Я тряслась как осиновый лист, в каждый момент ожидая нападения, но не могла не думать о степняке. Все-таки я была в него немного влюблена. Или не немного. Первая любовь – она, наверное, никогда из сердца не выветрится.
Внутри словно узел завязан, я вздрагиваю от каждого шороха, иду, стараясь не сорваться на бег. Не мчусь домой со всех ног только потому, что боюсь упасть и сломать ногу перед свадьбой – тропинка через луг не самая ровная.
Ближе к дому меня встречает отец, сказав, что вышел прогуляться. Хорошо, что темно и он уже не увидит мои, вероятно, безумные глаза. Поднявшись в свою комнату, я свернулась калачиком на кровати и позволила, наконец, себе заплакать.
Не хочу замуж!
Не хочу ничего менять в жизни!
Хочу целоваться с Волчеком в конюшне. Хочу танцевать с Таманом. Хочу хозяйничать в доме отца, где всё знакомо, всё понятно, где меня уважают. И детей не хочу – это больно и страшно. А у оборотней принято рожать много детей. У степняков тоже.
Так и заснула в платье, даже не укрывшись одеялом.
Следующим утром я была совершенно разбита. Сказалось вчерашнее напряжение. На Волчека осталась обида. Оказывается, ему так просто заявить – я больше не приеду. И всё. А как буду чувствовать себя я – плевать. Такая же невнятная обида и на степняка. Шла ведь вчера одна, да ночью. Мог бы и показаться!
Все это было так нелепо, что я даже посмеялась над собой. И чтобы хоть как-то стряхнуть эту сонную хмарь, решила прокатиться на Снежке.
Сбор зерновых закончился, и отец сейчас дома, а дома он обычно спит до полудня. Все ходят тихо-тихо, чтобы его не встревожить. Вот и я тихо-тихо умылась, надела юбку с разрезами для верховой езды, схватила на кухне пару яблок – для меня и для Снежки – и вывела свою девочку за околицу. Когда поля стоят пустые, убранные, ездить на лошади – самое милое дело. Просторно, широко, можно и галопом промчаться, прыгая через канавы. Снежка – лошадь выученная, мне с ней легко и весело.
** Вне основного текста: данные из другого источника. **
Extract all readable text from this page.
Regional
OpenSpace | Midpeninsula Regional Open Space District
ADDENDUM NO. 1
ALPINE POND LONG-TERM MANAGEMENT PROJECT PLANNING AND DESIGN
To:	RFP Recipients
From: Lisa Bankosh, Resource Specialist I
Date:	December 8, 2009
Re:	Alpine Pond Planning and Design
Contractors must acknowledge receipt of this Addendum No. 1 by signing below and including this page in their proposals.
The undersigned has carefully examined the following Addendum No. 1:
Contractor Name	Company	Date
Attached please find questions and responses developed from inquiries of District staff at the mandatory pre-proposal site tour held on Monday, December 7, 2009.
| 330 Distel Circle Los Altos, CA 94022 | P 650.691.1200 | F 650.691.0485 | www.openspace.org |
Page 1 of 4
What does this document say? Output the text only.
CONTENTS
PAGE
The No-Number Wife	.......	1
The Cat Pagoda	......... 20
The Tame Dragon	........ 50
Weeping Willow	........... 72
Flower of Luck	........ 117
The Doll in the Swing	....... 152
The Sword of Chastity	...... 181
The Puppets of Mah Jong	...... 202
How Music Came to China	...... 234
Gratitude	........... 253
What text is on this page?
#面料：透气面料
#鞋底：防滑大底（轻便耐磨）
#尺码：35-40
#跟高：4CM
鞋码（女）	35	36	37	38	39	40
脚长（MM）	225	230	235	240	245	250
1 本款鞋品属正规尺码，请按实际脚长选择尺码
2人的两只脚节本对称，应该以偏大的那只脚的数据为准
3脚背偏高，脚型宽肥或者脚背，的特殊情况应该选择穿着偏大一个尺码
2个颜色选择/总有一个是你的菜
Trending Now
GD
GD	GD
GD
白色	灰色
Я нисколько даже и не удивилась, увидев вдалеке небольшую фигурку всадника на коне. Колдуна я признала сразу – второго такого жеребца в наших краях нет. Засмеялась радостно – приехал! Пустила Снежку в галоп, пытаясь ускакать от Тамана. Знаю, чувствую – ему нравится догонять, ловить, покорять, это в его крови.
Иногда мне кажется, что женщины легко читают мужчин и, если захотят, то к любому подберут ключик. Оборотню нравится покорность – с ним я тиха. Таману по душе охота – пусть!
Догнал он меня довольно скоро, догнал и рывком сдернул с седла, усадив перед собой. Он делал так и раньше, да только я была еще совсем девчонкой, и ростом меньше, и не в пример легче.
Я испугалась, вскрикнула, стала вырываться – неужели прямо сейчас увезет? Я думала, сначала поговорим. Он заговорить не дал, сразу принялся целовать меня.
– Минем, – говорил он между поцелуями. – Минем шабаки.
«Минем» я догадалась – моя. Шабаки? Может, госпожа, может, любимая. Неважно. Потому что я не его.
Губы его были горячие, сухие, руки сильные, но я больше не испытывала каких-то чувств. Кроме клятого любопытства, конечно, но оно, как известно, до добра не доводит.
Даже обрадовалась – не такая уж я и порочная, как боялась. Оттолкнула степняка, прижала ладонь к его губам.
– Таман, я замуж выхожу. Отпусти меня, это неправильно.
– Ты будешь моя, – сверкнул он глазами.
Ой, мамочки! Все-таки я порочная. В животе от его слов ухнуло, голова закружилась.
– Отпусти меня немедленно! – вскинулась я. – Как ты смеешь!
А вот теперь хорошо, правильно. Кнесса я или крестьянка какая?